Ride-sharing app Taxi Magic has a new name, Curb. Curb


Taxi Magic, a Concur-funded ride-sharing app that says it partners with fleets, and not unaffiliated drivers, has brought in a new CEO to scale the business, and has rebranded as Curb.

Curb’s new CEO, Patrick Lashinsky, CEO of ZipRealty from 2007 to 2010, replaced Thomas DePasquale in the top Taxi Magic post a couple of months ago. DePasquale remains on the board, but has no operational role.

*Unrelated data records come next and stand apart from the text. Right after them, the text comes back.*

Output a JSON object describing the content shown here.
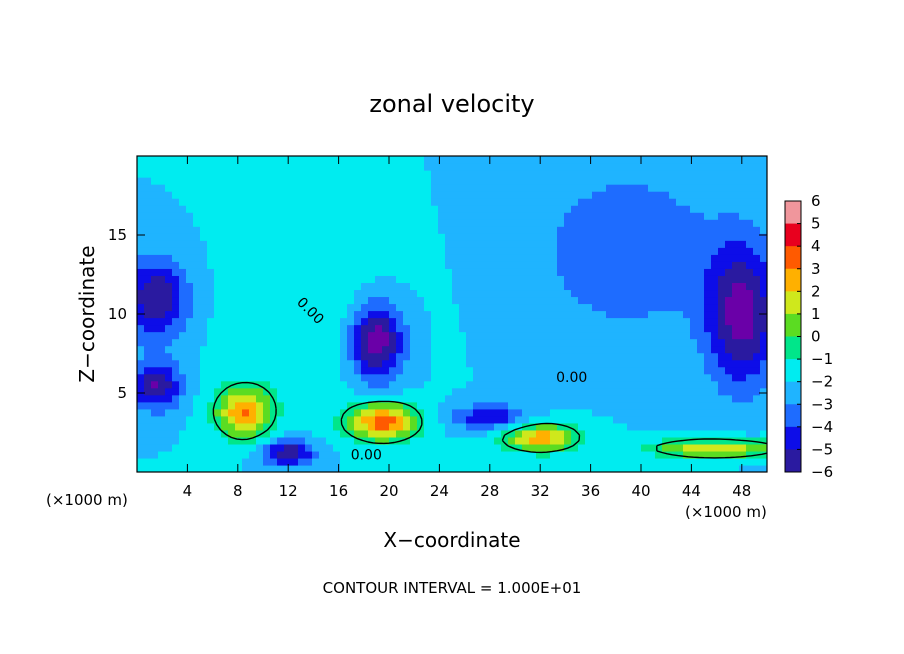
{
  "chart_data": {
    "type": "heatmap",
    "title": "zonal velocity",
    "xlabel": "X−coordinate",
    "ylabel": "Z−coordinate",
    "x_unit_left": "(×1000 m)",
    "x_unit_right": "(×1000 m)",
    "xlim": [
      0,
      50
    ],
    "ylim": [
      0,
      20
    ],
    "x_ticks": [
      "4",
      "8",
      "12",
      "16",
      "20",
      "24",
      "28",
      "32",
      "36",
      "40",
      "44",
      "48"
    ],
    "x_tick_values": [
      4,
      8,
      12,
      16,
      20,
      24,
      28,
      32,
      36,
      40,
      44,
      48
    ],
    "y_ticks": [
      "5",
      "10",
      "15"
    ],
    "y_tick_values": [
      5,
      10,
      15
    ],
    "colorbar": {
      "range": [
        -6,
        6
      ],
      "ticks": [
        "6",
        "5",
        "4",
        "3",
        "2",
        "1",
        "0",
        "−1",
        "−2",
        "−3",
        "−4",
        "−5",
        "−6"
      ],
      "tick_values": [
        6,
        5,
        4,
        3,
        2,
        1,
        0,
        -1,
        -2,
        -3,
        -4,
        -5,
        -6
      ]
    },
    "contour_labels": [
      "0.00",
      "0.00",
      "0.00"
    ],
    "footnote": "CONTOUR INTERVAL = 1.000E+01",
    "field_sources": [
      {
        "x": 1.5,
        "z": 11.0,
        "sx": 2.5,
        "sz": 2.5,
        "amp": -4.0
      },
      {
        "x": 19.0,
        "z": 8.3,
        "sx": 2.2,
        "sz": 2.5,
        "amp": -5.0
      },
      {
        "x": 48.0,
        "z": 10.0,
        "sx": 2.8,
        "sz": 4.5,
        "amp": -4.5
      },
      {
        "x": 39.0,
        "z": 14.0,
        "sx": 7.0,
        "sz": 5.0,
        "amp": -2.0
      },
      {
        "x": 1.5,
        "z": 5.5,
        "sx": 2.0,
        "sz": 1.5,
        "amp": -4.0
      },
      {
        "x": 8.5,
        "z": 3.8,
        "sx": 2.2,
        "sz": 1.6,
        "amp": 5.0
      },
      {
        "x": 19.5,
        "z": 3.2,
        "sx": 2.8,
        "sz": 1.2,
        "amp": 5.5
      },
      {
        "x": 32.0,
        "z": 2.2,
        "sx": 3.0,
        "sz": 0.9,
        "amp": 4.5
      },
      {
        "x": 46.0,
        "z": 1.5,
        "sx": 5.0,
        "sz": 0.6,
        "amp": 4.0
      },
      {
        "x": 12.0,
        "z": 1.2,
        "sx": 2.0,
        "sz": 0.8,
        "amp": -4.0
      },
      {
        "x": 28.0,
        "z": 3.5,
        "sx": 3.0,
        "sz": 0.8,
        "amp": -3.0
      },
      {
        "x": 14.0,
        "z": 10.0,
        "sx": 6.0,
        "sz": 5.0,
        "amp": 1.0
      }
    ],
    "field_base": -1.5
  }
}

Lashinsky says Curb felt compelled to rebrand because 12-14 states, such as New York, North Carolina and Georgia, tightly restrict companies with “taxi” in their names to taxi-type services, ruling out other services, including black car and airport shuttles, that Curb operates.

curb logo now or later

Lashinsky concedes that the company’s market research shows that “Curb” doesn’t resonate with consumers generally, but does so with people looking for transportation. The new branding symbolizes “where you start your journey, where you want to get to, and where you end up,” he adds.

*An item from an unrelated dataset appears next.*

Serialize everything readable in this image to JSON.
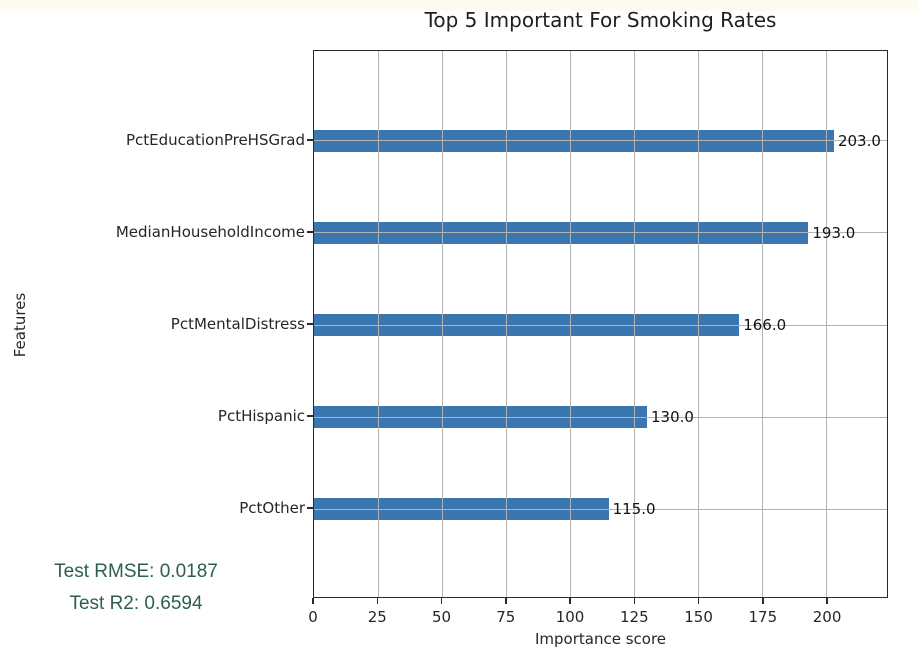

Founded in 2007, Curb enables travelers and locals to e-hail a taxi or black car through its apps and then to pay through the app or without it using a credit card or cash.

Lashinsky says about 30% of the company’s business is with business travelers, and that within 30 to 60 days passengers whose companies use Concur Travel & Expense will see their Curb bookings flow right into their expense reports.

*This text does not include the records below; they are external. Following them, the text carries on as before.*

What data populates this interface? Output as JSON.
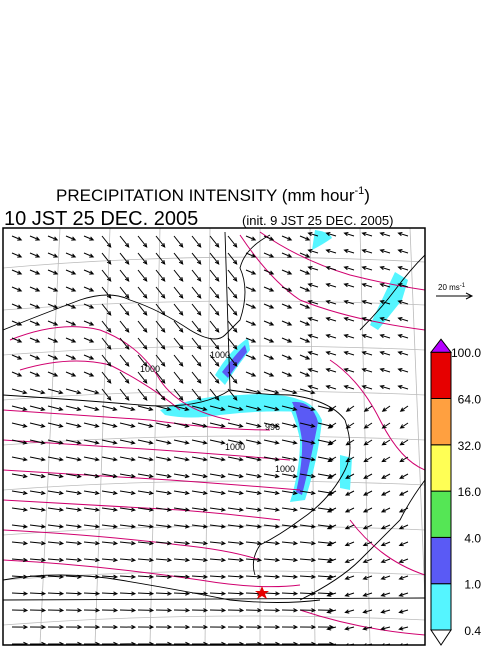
{
  "header": {
    "title_main": "PRECIPITATION INTENSITY (mm hour",
    "title_sup": "-1",
    "title_end": ")",
    "valid_time": "10 JST 25 DEC. 2005",
    "init_time": "(init. 9 JST 25 DEC. 2005)"
  },
  "scale_arrow": {
    "label": "20 ms",
    "sup": "-1"
  },
  "colorbar": {
    "labels": [
      "0.4",
      "1.0",
      "4.0",
      "16.0",
      "32.0",
      "64.0",
      "100.0"
    ],
    "colors": [
      "#ffffff",
      "#55f5ff",
      "#5a5af5",
      "#55e655",
      "#ffff55",
      "#ffa040",
      "#e60000",
      "#b400ff"
    ]
  },
  "contour_labels": [
    "1000",
    "996",
    "1000",
    "1000",
    "1000"
  ]
}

Uber and Airbnb have reached deals with Concur, as well.

Concur is the largest investor in Curb, and it has received some $35 million in total funding to date. Concur has a minority stake in Curb, which operates in 60 U.S. cities and boasts of 35,000 taxis and 6,500 other for-hire vehicles in its network.

Curb bills itself as a sort of establishment-oriented ride-share app, pointing out that it only works with “incumbents,” namely licensed fleets and drivers who are insured, follow local law and are subject to consumer protections.

Similar to taxi companies’ criticisms of Uber, Lyft, Halo and other ride-sharing apps, Curb is a proponents of a level-playing field, and isn’t necessarily much for “disruption.”

Lashinsky, though, appreciates all the publicity that competitors have garnered as it has helped to increase demand.

“The fact that they are having troubles,” Lashinsky says, referring to the regulatory tribulations of ride-sharing apps such as Uber and Lyft, “I love that.”